河野さんは仕事で全国を回っていた若い頃、各地でラーメンを食べて大好きになった。20代後半に二足のわらじでラーメン店で働くようになり、その後「横浜家系」の店に転職して本格的にラーメンの道に。現場だけでなく店舗開発などにも携わり、現在は喜多方ラーメン店で働いている。
「ラーメン好きはチェーン店ではなく、オリジナリティーを求めて店を探している」ことを日々の仕事で実感。40代半ばになり、独自のスタイルでの独立を考えていたところに高橋さんとの出会いがあった。「2年後には地元の大田区で倉庫を使って、イベントもできるカフェと麺類の融合した店を出すつもり。今回はそれを見据えてのチャレンジ」と意欲を見せる。
店舗面積は23平方メートル。席数は16席(店内10席、テラス6席)。メニューは「まぜそば」(900円)、「冷やしカレーまぜそば」(1,100円)など。キッチンが狭いため「スピーディーに提供できるメニューに絞った」と言う。ドリンクは、コーヒー(380円)、「トロピカルコーヒー」(400円)のほか、百貨店のイベントや通販でしか手に入らないという、プロレスラー藤波辰爾さんプロデュースの「藤波家のみかんジュース」(500円)も用意する。
壁面には、「横浜でたまたま入った喫茶店の壁に掛かっていた江ノ電の絵に一目ぼれして連絡を取った」という北英明さんの絵画を展示する。北さんは自動車メーカーのカレンダーを担当するなど活躍中の画家で、今回は鎌倉や湘南の風景画などを並べ販売も行う。「待ち時間もたっぷり楽しんでもらえるはず」と胸を張る。
22日は有名コーヒーショップを渡り歩いている若いバリスタが、マシンを持ち込んでスペシャルティーコーヒーを提供する。「彼とも高橋さんと知り合ったカフェが縁。今度はプレイン鎌倉でみんながつながり、それぞれが、そしていらっしゃるお客さまがみんなハッピーになっていければ」と話す。

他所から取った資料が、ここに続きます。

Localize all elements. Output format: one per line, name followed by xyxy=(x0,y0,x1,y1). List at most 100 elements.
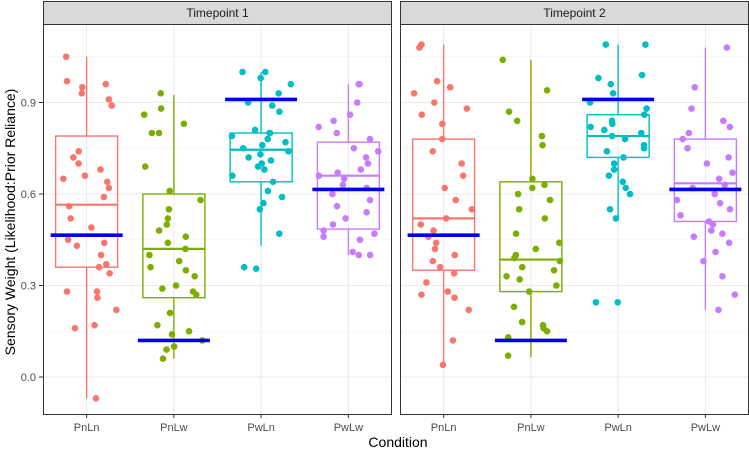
data-point xyxy=(342,215,349,222)
data-point xyxy=(608,132,616,140)
data-point xyxy=(320,233,327,240)
data-point xyxy=(518,318,526,326)
data-point xyxy=(180,120,188,128)
data-point xyxy=(93,288,101,295)
data-point xyxy=(514,190,522,198)
x-tick-label: PnLn xyxy=(74,422,100,434)
data-point xyxy=(92,395,100,402)
x-tick-label: PnLn xyxy=(431,422,457,434)
data-point xyxy=(349,248,357,256)
data-point xyxy=(458,160,465,167)
data-point xyxy=(431,245,439,253)
data-point xyxy=(512,230,520,237)
data-point xyxy=(182,233,190,240)
box-iqr xyxy=(411,138,476,271)
data-point xyxy=(541,215,549,222)
y-tick-label: 0.9 xyxy=(21,98,36,110)
y-axis-title: Sensory Weight (Likelihood:Prior Relianc… xyxy=(2,89,18,356)
data-point xyxy=(269,178,277,186)
data-point xyxy=(725,154,732,161)
data-point xyxy=(452,196,459,204)
data-point xyxy=(607,80,615,88)
data-point xyxy=(67,215,74,222)
data-point xyxy=(157,90,165,97)
data-point xyxy=(518,263,526,271)
data-point xyxy=(108,102,116,109)
data-point xyxy=(449,337,457,344)
data-point xyxy=(140,111,148,118)
data-point xyxy=(638,71,646,79)
data-point xyxy=(103,178,111,186)
data-point xyxy=(191,273,198,280)
data-point xyxy=(543,87,551,94)
data-point xyxy=(423,279,430,286)
data-point xyxy=(374,148,382,155)
data-point xyxy=(366,251,374,259)
data-point xyxy=(538,132,546,140)
data-point xyxy=(602,41,610,48)
data-point xyxy=(73,242,81,250)
data-point xyxy=(716,199,724,207)
data-point xyxy=(510,303,518,311)
data-point xyxy=(164,215,172,222)
data-point xyxy=(439,120,446,128)
data-point xyxy=(499,56,507,64)
data-point xyxy=(245,154,252,161)
data-point xyxy=(261,166,268,173)
box-iqr xyxy=(229,132,293,183)
data-point xyxy=(643,105,650,112)
data-point xyxy=(330,117,337,125)
data-point xyxy=(553,282,560,289)
data-point xyxy=(159,285,166,292)
data-point xyxy=(550,266,558,274)
data-point xyxy=(166,309,174,317)
data-point xyxy=(315,172,323,179)
data-point xyxy=(705,218,713,225)
data-point xyxy=(329,221,337,228)
panel-title: Timepoint 1 xyxy=(186,6,249,20)
data-point xyxy=(105,96,113,103)
data-point xyxy=(418,291,425,298)
data-point xyxy=(229,172,236,179)
box-iqr xyxy=(673,138,738,223)
data-point xyxy=(102,80,110,88)
data-point xyxy=(258,160,266,167)
data-point xyxy=(610,166,618,173)
data-point xyxy=(340,175,348,183)
data-point xyxy=(278,193,286,201)
data-point xyxy=(444,288,452,295)
x-tick-label: PnLw xyxy=(517,422,545,434)
data-point xyxy=(147,263,154,271)
data-point xyxy=(608,117,616,125)
data-point xyxy=(356,236,364,244)
data-point xyxy=(146,251,153,259)
y-tick-label: 0.0 xyxy=(21,372,36,384)
data-point xyxy=(159,355,167,363)
data-point xyxy=(70,154,77,161)
data-point xyxy=(155,227,163,234)
data-point xyxy=(329,190,336,198)
data-point xyxy=(79,83,86,91)
data-point xyxy=(333,129,341,137)
data-point xyxy=(439,361,447,369)
data-point xyxy=(684,144,691,152)
data-point xyxy=(81,172,89,179)
data-point xyxy=(556,257,564,265)
data-point xyxy=(431,99,438,106)
data-point xyxy=(691,83,699,91)
data-point xyxy=(515,205,523,213)
data-point xyxy=(168,331,176,338)
data-point xyxy=(60,175,67,183)
data-point xyxy=(418,41,425,48)
data-point xyxy=(601,126,608,134)
data-point xyxy=(252,265,260,273)
box-iqr xyxy=(54,135,119,268)
data-point xyxy=(197,196,204,204)
data-point xyxy=(366,196,374,204)
data-point xyxy=(619,178,627,186)
data-point xyxy=(353,99,361,106)
x-tick-label: PwLw xyxy=(334,422,363,434)
data-point xyxy=(711,190,719,198)
x-axis-title: Condition xyxy=(368,434,427,450)
data-point xyxy=(626,190,634,198)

用意された期間はわずか2カ月だったが、休日返上で準備を進めた。「やってみなければ分からないので、とにかくやってみる。やるからには全力で取り組む」と熱く語る河野さん。「味も、ボリュームも、価格も、空間も満足していただけるものを用意した。たった3日間だが、ここでも新たな出会いがあれば」とも。今回の様子を見ながら、今後も期間限定出店を検討したいという。
営業時間は、ランチ=11時~15時、カフェ=15時~17時。